A very interesting thread on the forums in the past few days started by a guy called Ackter.
Ackter's dilemma - as it shall henceforth be known (!) - was the following... he had a youth whose wage demand had shot up from 1.2k to 6k, and wasn't sure whether or not to auto-extend at that rate or risk a wage auction. This is a dilemma that a lot of managers are going to face in the coming seasons! In the end - since the player wasn't yet really good enough for the first team football he had been getting - Ackter risked a wage auction with a max bid of 3k. But he was overbid by someone else who entered 7.5k, and so the player left with Ackter only receiving 16k compensation from the AQ fee. Ackter's argument is that he should have received more, perhaps with a rate set in a similar manner to the way the tribunal system works in real life. He mentioned the figure of 100k ish plus sell on clause perhaps being reasonable in this case. This prompted an interesting and passionate debate about whether the system should change, but I don't want to comment on that here...
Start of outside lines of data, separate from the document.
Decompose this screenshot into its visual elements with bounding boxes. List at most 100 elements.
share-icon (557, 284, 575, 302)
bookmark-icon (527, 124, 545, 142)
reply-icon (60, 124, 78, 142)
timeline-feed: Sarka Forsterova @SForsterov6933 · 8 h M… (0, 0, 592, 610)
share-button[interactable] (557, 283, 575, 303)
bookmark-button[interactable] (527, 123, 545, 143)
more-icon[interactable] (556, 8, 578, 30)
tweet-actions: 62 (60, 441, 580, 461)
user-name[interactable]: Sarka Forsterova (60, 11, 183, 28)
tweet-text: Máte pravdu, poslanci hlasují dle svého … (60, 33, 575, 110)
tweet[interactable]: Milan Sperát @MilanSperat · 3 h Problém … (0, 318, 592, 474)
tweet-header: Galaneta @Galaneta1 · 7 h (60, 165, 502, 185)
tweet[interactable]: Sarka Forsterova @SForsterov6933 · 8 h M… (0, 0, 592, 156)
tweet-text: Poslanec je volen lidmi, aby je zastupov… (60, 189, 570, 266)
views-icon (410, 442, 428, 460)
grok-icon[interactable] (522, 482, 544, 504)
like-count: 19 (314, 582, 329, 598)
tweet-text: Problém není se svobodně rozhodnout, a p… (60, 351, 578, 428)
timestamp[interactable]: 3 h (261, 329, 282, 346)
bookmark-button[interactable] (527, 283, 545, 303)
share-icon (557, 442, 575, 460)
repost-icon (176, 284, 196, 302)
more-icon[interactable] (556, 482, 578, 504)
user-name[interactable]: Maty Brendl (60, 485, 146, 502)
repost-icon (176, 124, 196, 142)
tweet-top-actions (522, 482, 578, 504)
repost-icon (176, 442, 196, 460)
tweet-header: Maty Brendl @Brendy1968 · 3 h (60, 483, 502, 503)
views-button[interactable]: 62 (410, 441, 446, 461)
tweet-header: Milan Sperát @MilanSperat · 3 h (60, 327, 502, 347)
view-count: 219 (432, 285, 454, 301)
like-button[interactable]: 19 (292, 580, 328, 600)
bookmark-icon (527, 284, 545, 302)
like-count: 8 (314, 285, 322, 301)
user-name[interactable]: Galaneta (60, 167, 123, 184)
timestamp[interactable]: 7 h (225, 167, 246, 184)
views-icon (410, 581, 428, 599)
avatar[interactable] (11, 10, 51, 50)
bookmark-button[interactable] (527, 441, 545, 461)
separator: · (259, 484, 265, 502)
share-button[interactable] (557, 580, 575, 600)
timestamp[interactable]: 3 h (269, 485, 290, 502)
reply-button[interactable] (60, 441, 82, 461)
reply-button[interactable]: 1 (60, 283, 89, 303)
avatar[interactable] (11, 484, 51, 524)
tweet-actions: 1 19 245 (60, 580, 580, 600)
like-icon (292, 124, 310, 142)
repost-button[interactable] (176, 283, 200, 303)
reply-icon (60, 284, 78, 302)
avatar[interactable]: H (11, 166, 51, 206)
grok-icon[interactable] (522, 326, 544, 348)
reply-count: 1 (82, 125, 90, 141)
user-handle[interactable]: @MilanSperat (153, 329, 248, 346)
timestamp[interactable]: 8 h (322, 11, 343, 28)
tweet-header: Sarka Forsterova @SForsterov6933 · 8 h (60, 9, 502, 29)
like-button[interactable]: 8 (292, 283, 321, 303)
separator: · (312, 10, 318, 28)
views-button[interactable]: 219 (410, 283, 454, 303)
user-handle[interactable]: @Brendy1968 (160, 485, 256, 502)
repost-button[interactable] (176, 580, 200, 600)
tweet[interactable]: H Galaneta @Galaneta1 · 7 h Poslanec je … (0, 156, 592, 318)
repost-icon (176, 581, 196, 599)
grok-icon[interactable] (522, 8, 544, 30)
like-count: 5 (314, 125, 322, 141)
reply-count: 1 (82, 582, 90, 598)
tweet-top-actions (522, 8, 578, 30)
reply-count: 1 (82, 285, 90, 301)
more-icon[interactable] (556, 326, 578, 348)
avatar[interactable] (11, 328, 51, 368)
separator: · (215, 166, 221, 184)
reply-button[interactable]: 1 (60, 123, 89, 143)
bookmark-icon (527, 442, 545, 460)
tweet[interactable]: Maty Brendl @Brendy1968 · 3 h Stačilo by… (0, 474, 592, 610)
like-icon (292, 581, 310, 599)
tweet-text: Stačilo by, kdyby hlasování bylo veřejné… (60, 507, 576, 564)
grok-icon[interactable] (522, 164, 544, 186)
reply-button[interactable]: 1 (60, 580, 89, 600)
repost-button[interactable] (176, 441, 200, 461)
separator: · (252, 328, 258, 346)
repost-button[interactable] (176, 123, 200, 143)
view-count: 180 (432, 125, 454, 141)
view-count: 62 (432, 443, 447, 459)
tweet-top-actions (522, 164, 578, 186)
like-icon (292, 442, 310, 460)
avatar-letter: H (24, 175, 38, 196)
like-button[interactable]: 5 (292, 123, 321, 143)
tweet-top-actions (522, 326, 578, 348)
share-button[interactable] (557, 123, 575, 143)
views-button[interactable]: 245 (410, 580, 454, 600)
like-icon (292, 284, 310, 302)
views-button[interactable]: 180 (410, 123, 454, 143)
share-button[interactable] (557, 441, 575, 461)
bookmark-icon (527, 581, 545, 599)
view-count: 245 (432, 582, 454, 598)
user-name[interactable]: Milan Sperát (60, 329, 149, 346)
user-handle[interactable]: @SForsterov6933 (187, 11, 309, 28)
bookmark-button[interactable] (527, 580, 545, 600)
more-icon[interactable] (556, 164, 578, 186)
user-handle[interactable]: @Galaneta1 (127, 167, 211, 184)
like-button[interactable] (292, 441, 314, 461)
Instead, I want to look at strategy within the current system and ask how could Ackter have managed his risk? Basically in the situation he was in he had three options:
1 - Hold his nose and pay the auto-extend rate.
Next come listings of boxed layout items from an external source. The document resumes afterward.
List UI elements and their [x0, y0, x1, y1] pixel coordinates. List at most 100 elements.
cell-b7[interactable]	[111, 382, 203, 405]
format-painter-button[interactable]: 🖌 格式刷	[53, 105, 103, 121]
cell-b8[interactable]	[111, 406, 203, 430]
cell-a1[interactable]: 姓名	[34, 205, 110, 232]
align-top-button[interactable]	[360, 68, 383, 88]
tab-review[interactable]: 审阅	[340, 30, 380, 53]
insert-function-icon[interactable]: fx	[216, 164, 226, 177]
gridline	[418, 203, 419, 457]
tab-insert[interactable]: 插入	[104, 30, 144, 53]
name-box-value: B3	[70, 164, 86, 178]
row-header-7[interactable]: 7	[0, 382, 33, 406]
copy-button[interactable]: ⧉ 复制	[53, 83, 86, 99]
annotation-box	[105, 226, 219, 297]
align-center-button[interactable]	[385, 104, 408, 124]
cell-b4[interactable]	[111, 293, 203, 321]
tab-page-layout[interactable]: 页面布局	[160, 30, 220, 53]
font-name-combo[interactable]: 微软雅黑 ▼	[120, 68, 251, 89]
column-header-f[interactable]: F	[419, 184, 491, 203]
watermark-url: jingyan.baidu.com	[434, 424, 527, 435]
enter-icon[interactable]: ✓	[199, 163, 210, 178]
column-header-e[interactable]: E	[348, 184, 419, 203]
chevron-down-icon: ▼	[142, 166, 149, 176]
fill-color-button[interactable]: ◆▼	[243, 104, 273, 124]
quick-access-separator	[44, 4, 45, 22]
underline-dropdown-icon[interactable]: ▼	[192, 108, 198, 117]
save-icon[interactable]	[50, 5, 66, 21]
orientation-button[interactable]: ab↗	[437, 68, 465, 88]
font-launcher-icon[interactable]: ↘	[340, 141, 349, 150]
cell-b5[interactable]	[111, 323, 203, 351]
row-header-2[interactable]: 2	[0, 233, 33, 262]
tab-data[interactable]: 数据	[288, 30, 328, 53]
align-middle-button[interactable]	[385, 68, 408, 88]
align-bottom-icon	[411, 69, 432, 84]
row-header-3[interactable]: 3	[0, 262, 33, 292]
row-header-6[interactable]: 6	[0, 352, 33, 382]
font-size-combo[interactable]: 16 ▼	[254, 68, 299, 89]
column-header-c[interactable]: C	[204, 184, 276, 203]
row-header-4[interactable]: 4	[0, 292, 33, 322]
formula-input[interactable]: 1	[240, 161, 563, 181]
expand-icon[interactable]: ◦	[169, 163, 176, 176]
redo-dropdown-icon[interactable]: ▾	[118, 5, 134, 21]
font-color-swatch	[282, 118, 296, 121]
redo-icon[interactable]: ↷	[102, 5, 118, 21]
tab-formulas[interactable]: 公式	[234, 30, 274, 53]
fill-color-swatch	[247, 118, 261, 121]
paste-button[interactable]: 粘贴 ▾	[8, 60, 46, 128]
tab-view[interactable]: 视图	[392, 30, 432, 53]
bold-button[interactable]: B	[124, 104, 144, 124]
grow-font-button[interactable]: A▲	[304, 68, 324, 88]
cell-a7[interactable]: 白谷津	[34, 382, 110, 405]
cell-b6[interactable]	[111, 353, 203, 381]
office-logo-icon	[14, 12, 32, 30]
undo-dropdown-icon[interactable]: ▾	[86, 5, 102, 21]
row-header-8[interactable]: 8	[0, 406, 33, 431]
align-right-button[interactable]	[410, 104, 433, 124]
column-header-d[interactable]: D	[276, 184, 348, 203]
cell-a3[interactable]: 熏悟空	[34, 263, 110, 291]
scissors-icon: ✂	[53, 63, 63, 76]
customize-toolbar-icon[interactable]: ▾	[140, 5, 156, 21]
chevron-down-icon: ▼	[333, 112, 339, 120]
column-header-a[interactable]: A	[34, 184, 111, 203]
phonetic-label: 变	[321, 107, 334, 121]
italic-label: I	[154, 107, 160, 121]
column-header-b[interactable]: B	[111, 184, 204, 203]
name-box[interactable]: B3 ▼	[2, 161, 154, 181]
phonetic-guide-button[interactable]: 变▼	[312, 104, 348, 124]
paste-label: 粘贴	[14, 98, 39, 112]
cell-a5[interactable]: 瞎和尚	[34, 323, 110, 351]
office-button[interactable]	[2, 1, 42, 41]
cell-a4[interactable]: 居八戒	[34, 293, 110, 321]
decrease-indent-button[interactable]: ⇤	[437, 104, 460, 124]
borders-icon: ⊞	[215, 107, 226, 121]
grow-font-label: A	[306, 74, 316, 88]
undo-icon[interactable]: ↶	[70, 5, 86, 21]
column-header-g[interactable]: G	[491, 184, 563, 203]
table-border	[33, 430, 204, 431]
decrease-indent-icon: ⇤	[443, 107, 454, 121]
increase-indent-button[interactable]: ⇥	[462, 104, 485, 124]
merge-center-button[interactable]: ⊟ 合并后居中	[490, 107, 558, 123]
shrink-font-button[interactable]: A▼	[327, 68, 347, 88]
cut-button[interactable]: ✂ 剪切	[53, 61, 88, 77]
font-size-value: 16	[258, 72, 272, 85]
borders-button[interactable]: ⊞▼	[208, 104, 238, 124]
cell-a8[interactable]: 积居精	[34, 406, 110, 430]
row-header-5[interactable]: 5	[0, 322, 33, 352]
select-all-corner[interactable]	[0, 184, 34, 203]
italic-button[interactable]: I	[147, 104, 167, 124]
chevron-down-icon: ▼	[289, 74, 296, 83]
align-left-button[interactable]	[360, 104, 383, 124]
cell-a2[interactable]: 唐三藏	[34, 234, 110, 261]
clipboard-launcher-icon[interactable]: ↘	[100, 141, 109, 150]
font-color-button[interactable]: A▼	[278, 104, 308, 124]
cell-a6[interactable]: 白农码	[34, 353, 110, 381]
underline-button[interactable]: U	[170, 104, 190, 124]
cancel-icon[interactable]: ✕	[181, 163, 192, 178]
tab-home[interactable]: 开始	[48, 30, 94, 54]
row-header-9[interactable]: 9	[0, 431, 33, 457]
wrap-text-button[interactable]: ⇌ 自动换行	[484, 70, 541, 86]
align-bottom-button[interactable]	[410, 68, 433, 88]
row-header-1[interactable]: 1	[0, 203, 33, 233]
2 - Let it go to wage auction as he did.
3 - Before the player's contract expired put him in a transfer auction.
I want to explore option 3 some more.
Now lots of people don't like using the transfer auction route because they say it guarantees they'll lose the player, whereas in a wage auction they still have a chance of keeping him. And of course it's true that just before the wage auction period can be the worst time to put a player in transfer auction, since prices come down a bit with other managers waiting for wage auctions.
But I want to suggest that a transfer auction can be a great way of testing the waters before a possible wage auction. Take Ackter's case. He knew that he was only willing to bid a maximum of 3k for this player in wage auction. So he would know that a bid of 3.1k would see him lose the player for just 16k compensation. Now someone making a bid of 3.1k for this player would end up paying the 16k AF plus a 31k signing on fee (3.1k x 10) for a total of 47k. Of course Ackter only sees 16k of this money.
So what if Ackter had put the player in a transfer auction with a starting bid of 50k, perhaps throwing in a 10% sell-on clause for good measure? If no-one bid, Ackter could be reasonably confident that no-one was willing to bid more than 3k for the player in wage auction, and could go on to risk it. If somebody bid over 50k then yes Ackter would lose the player - but if this happened he was going to lose the player in wage auction anyway! The difference now is that all of the 50k comes to him, rather than most of it flowing out of the system as a signing on fee. And of course he's got his sell on clause. And there's a chance that multiple managers will bid, and drive up the price, giving him more compensation.
Of course this isn't a risk free system. It assumes that all interested managers see the transfer auction, and furthermore that managers actually sit down and make a calculation about whether a player will be cheaper to sign in transfer or wage auction - not all FML managers are that rational!! But I think it's a reasonable way of managing your risk in these sorts of situations.